Member of the National Assembly
- In office 21 May 2014 – 7 May 2019
- Constituency: North West
- In office 23 April 2004 – 13 April 2009
- Constituency: North West

Mayor of Ngaka Modiri Molema
- In office September 2009 – May 2011
- Preceded by: Themba Ngwabeni
- Succeeded by: Phaladi Saku

Personal details
- Born: 25 February 1973 (age 53) Mafikeng, Transvaal South Africa
- Party: African National Congress

= Pinky Mokoto =

South African politician

Nthibane Rebecca "Pinky" Mokoto (born 25 February 1973) is a South African politician from the North West. She represented the African National Congress (ANC) in the National Assembly for two non-consecutive terms from 2004 to 2009 and from 2014 to 2019. In the interim, she was Mayor of the North West's Ngaka Modiri Molema District Municipality from 2009 to 2011.

Mokoto was a member of the ANC's National Executive Committee from 2007 to 2012. She had formerly been a member of the national executive of the ANC Youth League.

== Early life and career ==
Mokoto was born on 25 February 1973 in Mafikeng in the former Western Transvaal, where she grew up. She worked for the North West branch of the African National Congress (ANC) as provincial media liaison officer from 1997 to 2004. During that time she was also an active member of the party, serving on the National Executive Committee of the ANC Youth League and the Provincial Executive Committee of the ANC Women's League. She was also elected to a term as secretary of the mainstream ANC's branch in Tlhabologa, North West.

== Career in government ==

=== National Assembly: 2004–2009 ===
In the 2004 general election, Mokoto was elected to represent the ANC in the North West constituency in the National Assembly, the lower house of the South African Parliament. In 2005, she was one of two MPs appointed to join the South African observer delegation to the 2005 Palestinian presidential election. She left the National Assembly on 13 April 2009 and focused briefly on managing her business interests.

=== Mayor of Ngaka Modiri Molema: 2009-2011 ===
On 2 September 2009, Mokoto was elected as Executive Mayor of Ngaka Modiri Molema District Municipality in the North West. She succeeded Themba Ngwabeni, who had been sacked amid service delivery protests and financial problems; the latter had also led the provincial government to place the municipality under administration. Mokoto served less than two years in the mayoral office; she was replaced by Phaladi Saku after the 2011 local elections.

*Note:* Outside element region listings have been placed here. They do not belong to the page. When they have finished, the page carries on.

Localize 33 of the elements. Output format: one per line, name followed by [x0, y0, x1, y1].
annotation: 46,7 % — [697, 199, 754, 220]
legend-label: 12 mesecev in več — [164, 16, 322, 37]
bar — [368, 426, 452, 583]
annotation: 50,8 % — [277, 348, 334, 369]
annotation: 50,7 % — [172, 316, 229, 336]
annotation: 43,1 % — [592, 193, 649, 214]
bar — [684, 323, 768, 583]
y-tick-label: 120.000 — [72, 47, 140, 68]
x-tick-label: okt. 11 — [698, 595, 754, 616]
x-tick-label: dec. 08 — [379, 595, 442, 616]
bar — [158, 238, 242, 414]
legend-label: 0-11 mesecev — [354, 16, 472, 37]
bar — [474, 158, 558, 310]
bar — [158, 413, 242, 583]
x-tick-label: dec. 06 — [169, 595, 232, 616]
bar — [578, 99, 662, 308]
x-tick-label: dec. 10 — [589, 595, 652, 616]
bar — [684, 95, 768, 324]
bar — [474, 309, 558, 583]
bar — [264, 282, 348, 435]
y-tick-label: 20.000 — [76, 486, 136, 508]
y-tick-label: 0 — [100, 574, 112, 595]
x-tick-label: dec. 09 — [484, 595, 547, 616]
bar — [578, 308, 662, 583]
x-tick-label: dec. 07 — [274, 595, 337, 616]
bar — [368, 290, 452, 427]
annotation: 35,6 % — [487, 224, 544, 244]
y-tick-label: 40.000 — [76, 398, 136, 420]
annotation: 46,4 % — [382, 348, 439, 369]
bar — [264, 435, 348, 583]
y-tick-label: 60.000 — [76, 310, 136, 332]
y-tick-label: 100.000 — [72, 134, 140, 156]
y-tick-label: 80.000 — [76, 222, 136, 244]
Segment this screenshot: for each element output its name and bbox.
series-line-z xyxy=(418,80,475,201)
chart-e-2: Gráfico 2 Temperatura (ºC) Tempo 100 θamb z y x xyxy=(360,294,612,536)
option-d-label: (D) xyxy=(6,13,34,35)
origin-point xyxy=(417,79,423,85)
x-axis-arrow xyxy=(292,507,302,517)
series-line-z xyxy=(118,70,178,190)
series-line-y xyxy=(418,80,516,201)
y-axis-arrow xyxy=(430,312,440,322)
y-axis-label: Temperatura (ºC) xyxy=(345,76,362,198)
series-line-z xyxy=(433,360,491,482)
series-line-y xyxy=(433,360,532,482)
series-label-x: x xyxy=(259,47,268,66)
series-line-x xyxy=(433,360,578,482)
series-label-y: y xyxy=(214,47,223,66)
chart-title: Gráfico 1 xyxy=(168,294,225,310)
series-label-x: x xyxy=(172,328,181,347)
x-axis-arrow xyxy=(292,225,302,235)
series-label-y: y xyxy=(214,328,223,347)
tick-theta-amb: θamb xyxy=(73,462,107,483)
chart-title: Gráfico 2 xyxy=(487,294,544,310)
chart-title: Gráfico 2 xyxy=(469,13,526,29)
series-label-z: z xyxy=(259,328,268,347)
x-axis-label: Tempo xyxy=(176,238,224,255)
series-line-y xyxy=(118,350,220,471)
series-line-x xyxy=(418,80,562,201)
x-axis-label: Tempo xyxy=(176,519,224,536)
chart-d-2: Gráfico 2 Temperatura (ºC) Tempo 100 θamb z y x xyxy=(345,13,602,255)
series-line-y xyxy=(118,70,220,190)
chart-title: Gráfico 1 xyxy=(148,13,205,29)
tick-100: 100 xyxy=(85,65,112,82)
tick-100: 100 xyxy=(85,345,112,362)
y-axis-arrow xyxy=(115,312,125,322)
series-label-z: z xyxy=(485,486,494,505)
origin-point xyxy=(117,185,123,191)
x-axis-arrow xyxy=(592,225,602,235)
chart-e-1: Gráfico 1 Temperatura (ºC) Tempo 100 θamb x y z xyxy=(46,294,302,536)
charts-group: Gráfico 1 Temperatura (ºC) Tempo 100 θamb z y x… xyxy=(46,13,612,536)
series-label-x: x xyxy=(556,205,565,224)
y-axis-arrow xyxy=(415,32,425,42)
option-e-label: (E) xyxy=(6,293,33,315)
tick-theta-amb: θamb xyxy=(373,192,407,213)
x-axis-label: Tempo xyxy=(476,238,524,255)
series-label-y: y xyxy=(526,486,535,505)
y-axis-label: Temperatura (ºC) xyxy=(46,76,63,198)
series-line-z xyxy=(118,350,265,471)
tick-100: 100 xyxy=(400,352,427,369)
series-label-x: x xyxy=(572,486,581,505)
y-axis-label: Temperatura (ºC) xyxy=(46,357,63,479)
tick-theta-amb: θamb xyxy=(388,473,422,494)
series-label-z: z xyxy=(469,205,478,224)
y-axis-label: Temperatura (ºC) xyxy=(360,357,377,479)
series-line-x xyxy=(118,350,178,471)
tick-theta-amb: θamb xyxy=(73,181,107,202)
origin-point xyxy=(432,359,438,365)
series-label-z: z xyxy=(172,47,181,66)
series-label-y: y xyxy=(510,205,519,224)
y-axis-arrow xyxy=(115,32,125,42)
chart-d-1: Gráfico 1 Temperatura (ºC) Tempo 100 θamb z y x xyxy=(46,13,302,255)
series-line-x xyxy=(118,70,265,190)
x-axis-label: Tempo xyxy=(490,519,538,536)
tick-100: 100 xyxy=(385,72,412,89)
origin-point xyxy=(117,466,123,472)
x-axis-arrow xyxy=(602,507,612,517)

At the ANC's 53rd National Conference in December 2012, Mokoto was elected to a five-year term as a member of the party's National Executive Committee, its 80-member executive organ. She received 1,644 votes from among the 4,500 voting delegates.

=== Return to Parliament: 2014–2019 ===
In the 2014 general election, Mokoto was elected to return to the National Assembly. She was ranked second on the ANC's regional party list for the North West. In addition, the ANC appointed her as its whip in the Portfolio Committee on Basic Education, a position which she held throughout the 26th Parliament. She left Parliament at the 2019 general election.